Los Angeles police are apparently still searching for two men who fled from a clinic after receiving cosmetic procedures worth about $4,000. Sources including Newsweek reported that the two men visited Sculpt DTLA last Monday, asked for Botox and “lip-fillers,” and eventually fled without paying. Police said if caught the men would be charged with grand theft.
The clinic’s director said its policies had been updated to help stop similar thefts in the future, and while he didn’t say which policies, I’m guessing he meant the one about not requiring clients to pay first.
A nurse at the clinic said the men seemed nervous before the procedures, which might not be too unusual given that at least one of the procedures involves being injected with a form of one of the deadliest toxins known to humanity in order to look a little younger. (Though, just to be clear, the form used in these procedures is considered relatively safe, and is not the super-deadly Type H, a mere two nanograms of which will definitely stop the aging process but not in a good way.) They also did not ask how much it would cost, which would seem to be a red flag, but the director said this did happen from time to time. But suspicions were finally raised when one of the men went to the bathroom and, after about 10 minutes, the other one “asked to go and locate his friend.” But by then, it was too late: the men bolted, reportedly looking fabulous.
Reports tend to refer to these men as the “Botox Bandits,” which is not bad but also in no way original. Even a brief search for that phrase turns up many cases of Botox banditry, including one in Phoenix last November, another L.A. case in October, and a London case last May involving three bandits caught on surveillance video after the botoxery (and therefore also described as the “puffy-faced trio” and the “swollen suspects”). Obviously, a lot of clinic policies need to be changed, because this is not at all uncommon, it appears.

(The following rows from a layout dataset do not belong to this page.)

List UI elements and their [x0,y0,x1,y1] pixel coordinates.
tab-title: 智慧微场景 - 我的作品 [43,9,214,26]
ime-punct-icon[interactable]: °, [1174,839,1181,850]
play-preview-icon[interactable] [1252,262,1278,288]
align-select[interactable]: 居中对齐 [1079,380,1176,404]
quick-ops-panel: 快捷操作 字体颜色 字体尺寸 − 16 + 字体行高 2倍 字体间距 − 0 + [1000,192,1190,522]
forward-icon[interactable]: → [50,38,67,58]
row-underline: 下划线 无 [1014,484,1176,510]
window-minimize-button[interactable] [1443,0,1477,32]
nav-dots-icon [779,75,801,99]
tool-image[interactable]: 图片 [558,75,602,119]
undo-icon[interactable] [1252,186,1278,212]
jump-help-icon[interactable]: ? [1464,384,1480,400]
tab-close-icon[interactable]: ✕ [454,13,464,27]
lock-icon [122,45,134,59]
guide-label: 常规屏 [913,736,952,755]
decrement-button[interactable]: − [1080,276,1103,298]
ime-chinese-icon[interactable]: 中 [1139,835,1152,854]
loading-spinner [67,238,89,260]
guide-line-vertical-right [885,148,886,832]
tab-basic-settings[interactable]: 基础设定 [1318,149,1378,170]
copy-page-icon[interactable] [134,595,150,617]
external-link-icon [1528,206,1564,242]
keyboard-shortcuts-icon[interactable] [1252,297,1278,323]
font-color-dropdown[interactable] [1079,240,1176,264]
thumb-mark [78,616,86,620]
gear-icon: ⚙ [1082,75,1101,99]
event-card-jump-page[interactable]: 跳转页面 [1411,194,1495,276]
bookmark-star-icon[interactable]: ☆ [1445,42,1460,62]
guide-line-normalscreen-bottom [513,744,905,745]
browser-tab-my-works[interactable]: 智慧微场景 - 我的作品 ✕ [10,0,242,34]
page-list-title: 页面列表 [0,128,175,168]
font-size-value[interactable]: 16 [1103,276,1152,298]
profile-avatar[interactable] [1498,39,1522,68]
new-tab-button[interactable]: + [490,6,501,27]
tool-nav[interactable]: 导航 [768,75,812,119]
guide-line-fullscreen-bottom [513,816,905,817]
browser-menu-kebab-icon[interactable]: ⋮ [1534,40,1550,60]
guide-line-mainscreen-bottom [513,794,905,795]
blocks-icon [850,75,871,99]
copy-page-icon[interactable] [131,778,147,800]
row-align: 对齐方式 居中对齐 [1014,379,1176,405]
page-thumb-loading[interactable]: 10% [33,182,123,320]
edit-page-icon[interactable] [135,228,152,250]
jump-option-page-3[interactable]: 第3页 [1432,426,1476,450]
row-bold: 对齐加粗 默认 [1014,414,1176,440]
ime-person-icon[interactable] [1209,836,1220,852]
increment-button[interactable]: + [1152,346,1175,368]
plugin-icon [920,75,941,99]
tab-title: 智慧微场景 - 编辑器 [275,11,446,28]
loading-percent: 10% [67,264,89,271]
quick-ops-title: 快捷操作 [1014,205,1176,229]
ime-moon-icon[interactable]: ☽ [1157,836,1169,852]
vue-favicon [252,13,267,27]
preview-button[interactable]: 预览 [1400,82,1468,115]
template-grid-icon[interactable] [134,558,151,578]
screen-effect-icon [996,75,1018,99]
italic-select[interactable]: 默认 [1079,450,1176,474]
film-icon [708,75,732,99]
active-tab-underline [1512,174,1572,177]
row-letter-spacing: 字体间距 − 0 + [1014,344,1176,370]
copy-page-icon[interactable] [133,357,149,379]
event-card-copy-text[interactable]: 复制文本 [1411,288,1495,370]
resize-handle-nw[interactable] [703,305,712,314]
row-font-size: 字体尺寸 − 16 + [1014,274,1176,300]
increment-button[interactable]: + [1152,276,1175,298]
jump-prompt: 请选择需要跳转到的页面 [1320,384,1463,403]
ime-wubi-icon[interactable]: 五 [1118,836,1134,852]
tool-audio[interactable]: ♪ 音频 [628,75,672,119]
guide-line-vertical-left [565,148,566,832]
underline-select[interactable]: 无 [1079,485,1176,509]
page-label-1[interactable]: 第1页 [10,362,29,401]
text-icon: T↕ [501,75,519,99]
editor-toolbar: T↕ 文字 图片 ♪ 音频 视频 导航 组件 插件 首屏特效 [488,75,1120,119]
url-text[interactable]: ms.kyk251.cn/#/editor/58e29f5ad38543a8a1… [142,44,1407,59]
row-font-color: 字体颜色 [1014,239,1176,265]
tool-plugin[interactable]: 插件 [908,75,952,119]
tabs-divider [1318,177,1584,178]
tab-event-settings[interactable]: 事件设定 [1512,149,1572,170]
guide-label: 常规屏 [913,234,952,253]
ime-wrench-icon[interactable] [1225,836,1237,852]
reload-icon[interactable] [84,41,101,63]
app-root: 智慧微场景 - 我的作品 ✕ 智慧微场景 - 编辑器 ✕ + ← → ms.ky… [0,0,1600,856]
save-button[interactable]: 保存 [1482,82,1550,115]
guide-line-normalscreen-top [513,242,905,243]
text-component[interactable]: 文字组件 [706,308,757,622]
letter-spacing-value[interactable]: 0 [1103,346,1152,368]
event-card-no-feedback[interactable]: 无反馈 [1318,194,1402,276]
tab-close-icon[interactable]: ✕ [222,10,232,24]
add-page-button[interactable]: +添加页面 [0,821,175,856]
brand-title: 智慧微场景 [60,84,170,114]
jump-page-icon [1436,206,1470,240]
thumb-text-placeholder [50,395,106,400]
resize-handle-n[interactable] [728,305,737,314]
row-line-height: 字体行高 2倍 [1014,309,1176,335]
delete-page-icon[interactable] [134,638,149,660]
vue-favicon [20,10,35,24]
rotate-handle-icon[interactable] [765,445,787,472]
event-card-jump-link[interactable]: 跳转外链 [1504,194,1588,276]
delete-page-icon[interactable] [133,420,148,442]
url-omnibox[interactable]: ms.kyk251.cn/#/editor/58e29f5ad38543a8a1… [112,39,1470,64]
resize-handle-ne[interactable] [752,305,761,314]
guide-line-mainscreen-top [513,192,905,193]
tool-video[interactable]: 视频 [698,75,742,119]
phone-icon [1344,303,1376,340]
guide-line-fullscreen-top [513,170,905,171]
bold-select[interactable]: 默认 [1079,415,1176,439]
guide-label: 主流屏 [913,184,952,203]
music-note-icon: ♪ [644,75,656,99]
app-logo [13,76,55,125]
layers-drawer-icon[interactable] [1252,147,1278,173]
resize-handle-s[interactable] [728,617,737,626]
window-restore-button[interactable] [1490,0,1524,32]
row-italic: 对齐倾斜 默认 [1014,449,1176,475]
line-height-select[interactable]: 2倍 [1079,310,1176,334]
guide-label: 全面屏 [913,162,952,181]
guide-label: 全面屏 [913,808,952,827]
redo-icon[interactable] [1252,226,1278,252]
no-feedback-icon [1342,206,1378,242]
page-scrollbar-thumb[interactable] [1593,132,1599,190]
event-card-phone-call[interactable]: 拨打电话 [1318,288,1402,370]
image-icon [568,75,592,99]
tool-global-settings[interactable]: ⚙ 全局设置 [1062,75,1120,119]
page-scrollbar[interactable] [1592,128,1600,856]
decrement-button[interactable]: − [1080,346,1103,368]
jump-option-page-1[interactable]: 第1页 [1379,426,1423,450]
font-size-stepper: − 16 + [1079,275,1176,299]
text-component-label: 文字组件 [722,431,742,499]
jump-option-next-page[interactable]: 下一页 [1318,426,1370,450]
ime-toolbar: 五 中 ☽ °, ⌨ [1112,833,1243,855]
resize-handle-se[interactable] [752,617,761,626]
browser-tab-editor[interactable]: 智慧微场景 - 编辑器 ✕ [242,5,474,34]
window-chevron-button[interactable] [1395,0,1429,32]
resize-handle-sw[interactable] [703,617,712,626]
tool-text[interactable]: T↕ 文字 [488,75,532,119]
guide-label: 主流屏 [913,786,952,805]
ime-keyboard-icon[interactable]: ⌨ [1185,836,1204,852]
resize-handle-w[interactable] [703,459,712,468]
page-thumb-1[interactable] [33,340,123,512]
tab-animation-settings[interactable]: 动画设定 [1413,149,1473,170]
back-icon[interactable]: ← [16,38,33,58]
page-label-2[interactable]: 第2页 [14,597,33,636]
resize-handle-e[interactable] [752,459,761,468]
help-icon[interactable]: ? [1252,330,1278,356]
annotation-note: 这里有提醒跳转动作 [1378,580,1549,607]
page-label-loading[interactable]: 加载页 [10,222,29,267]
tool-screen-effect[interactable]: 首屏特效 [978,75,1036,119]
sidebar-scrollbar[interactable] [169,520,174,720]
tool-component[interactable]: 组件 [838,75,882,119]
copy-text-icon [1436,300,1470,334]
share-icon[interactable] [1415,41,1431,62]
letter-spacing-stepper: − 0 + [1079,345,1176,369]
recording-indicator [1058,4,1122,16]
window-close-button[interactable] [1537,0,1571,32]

But then you know that, if you paid any attention at all to the saga of the original Spa Bandit, a.k.a. Marshall G. Wolbers, a man in his mid-50s who plagued spas and salons in the Upper Midwest with similar misconduct during 2006 and 2007. See “Wisconsin Spa Bandit Strikes for Sixth Time” (Oct. 24, 2006); “Illinois Spa Bandit Seized” (Feb. 9, 2007) (he struck in both states, okay?); and “Spa Bandit Update” (Mar. 16, 2016). As the update related, judges let Wolbers off relatively easy for his spa crimes, but he later graduated to armed robbery. That, plus a “preposterous” defense argument (“‘There isn’t a jury on the planet that would’ve found you not guilty,’ Judge John Des Jardins told him”), is why Wolbers will presumably be receiving no beauty treatments to speak of until 2024.
Which is not to say spa banditry is necessarily a gateway crime, but it is a crime.